Dzień wolny. Janek kupił w monopolowym pięć kartonów taniego wina. Wino było jego przepustką do śmiechu i zapomnienia. Podczas codziennej pracy na hali produkcyjnej po dwanaście godzin w głowie gromadziło mu się mnóstwo myśli, które nawet w dzień wolny nie opuszczały go. Znalazł sposób na to, by uciec od tego przytłaczającego obowiązku, porażającego jego codzienność. Człowiek nieustannie myśli o pracy, rozmawia o pracy, narzeka na nią. Janek chciał zrzucić z siebie ten ciężar. Wino miało mu pomóc. I towarzystwo. Chwycił za słuchawkę telefonu i wykręcił numer.
– Halo – odezwał się kobiecy głos.
– Cześć, Mariola, Janek z tej strony. Mam dzisiaj wolne i pomyślałem, że może wpadniesz i napijemy się.
– Nie dam rady dzisiaj. Muszę zostać z dzieckiem.
– Szkoda. Może innym razem. Pa.
– Pa – pożegnała się Mariola, a jej głos zastąpiło pikanie w słuchawce.
Janek nie zniechęcił się. Wyciągnął ze spodni zgniecioną serwetkę z numerem. Dostał ją od blondynki, do której zagadał całkiem niedawno w barze. Wykręcił numer. Po każdej wybranej cyfrze tarcza miło kręciła się, wracając do początkowej pozycji. Janek czekał cierpliwie, słuchając niespiesznego, przeciągającego się skamlenia telefonu. Nie odbierała. Odłożył słuchawkę, nastawił płytę w gramofonie i nalał wina do kieliszka. Siedząc na kanapie, popijał i wsłuchiwał się w dźwięki muzyki. Po dwóch kartonach wina, małym posiłku i krótkim odpoczynku poczuł się wprawiony na tyle, by wyjść na miasto. Banknoty w portfelu dusiły się. Pragnęły wyjść światło dzienne i wraz z dzwonkiem kasy fiskalnej wrócić do szaleńczego obiegu. Bar Czarny Koń był idealnym miejscem na wypuszczenie papierków z podobiznami zmarłych ludzi. Tamtejszy barman i zarazem właściciel to stary przyjaciel Janka. Poza tym miejsce to odwiedzali ludzie szukający możliwości odsapnięcia od robotniczego biegu.

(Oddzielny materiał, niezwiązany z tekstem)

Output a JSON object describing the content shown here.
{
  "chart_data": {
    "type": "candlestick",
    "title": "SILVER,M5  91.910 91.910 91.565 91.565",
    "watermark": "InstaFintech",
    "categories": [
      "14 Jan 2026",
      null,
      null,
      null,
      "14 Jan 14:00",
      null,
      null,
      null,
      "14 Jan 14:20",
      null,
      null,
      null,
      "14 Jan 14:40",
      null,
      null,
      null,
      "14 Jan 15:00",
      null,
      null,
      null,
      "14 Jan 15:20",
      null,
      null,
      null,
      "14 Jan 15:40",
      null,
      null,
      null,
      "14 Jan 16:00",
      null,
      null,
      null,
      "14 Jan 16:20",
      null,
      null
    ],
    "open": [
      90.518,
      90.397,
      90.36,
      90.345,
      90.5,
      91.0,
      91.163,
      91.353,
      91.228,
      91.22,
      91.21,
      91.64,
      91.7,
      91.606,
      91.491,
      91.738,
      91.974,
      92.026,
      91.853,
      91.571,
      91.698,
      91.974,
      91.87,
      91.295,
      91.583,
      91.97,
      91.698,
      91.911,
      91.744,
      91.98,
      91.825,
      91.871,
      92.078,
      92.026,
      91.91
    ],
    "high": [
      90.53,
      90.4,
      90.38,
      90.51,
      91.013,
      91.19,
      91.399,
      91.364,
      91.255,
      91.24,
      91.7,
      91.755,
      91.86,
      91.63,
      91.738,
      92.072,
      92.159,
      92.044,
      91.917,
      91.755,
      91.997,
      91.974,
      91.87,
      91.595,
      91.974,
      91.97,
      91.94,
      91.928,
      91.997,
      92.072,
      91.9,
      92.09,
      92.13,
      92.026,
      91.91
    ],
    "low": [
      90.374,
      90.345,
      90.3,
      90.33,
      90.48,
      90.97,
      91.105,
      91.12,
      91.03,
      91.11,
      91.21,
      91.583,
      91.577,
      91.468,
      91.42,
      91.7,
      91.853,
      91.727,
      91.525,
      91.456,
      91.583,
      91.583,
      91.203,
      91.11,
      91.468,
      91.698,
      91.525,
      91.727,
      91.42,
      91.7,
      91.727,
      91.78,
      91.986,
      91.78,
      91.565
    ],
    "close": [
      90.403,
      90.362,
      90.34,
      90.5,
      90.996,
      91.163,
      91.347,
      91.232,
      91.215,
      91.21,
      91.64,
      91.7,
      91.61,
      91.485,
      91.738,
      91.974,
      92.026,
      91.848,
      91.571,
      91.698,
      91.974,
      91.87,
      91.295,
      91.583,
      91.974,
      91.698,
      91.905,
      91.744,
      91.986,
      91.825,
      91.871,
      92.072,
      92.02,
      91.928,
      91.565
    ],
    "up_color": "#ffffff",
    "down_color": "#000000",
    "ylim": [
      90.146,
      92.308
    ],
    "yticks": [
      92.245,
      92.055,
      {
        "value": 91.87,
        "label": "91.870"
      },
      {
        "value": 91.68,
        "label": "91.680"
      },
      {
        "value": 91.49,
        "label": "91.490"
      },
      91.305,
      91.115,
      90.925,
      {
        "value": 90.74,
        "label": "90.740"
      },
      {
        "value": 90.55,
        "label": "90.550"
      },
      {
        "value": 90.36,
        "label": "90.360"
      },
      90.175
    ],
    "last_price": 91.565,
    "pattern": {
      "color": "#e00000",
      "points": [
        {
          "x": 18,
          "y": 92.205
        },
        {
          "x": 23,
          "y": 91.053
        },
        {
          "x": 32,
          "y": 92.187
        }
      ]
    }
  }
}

Przed wyjściem Janek wszedł do łazienki ogarnąć się na wypadek, gdyby nadarzyła się okazja poznania kobiety stojącej samotnie przy ladzie i czekającej, aż ktoś postawi jej drinka. W ciasnej łazience znajdowały się porcelanowy kibel, kabina prysznicowa i mała umywalka z wiszącym nad nią lustrem. Spojrzał w to lustro, myjąc się i poprawiając resztki włosów. Ciężko przeżyte lata odciskały swoje piętno na jego twarzy. Zachowywał jednak męski wygląd, który przyciągał kobiety. Niebieskimi oczami ze śmiechem przyglądał się łysiejącej czaszce. Nie ukrywał zakoli. Zaczesywał włosy do tyłu. Uśmiechnął się do siebie, rozciągając skórę na kościach policzkowych. Dłońmi klepnął się z obu stron kwadratowej szczęki i wyszedł. Prędko ruszył w stronę baru.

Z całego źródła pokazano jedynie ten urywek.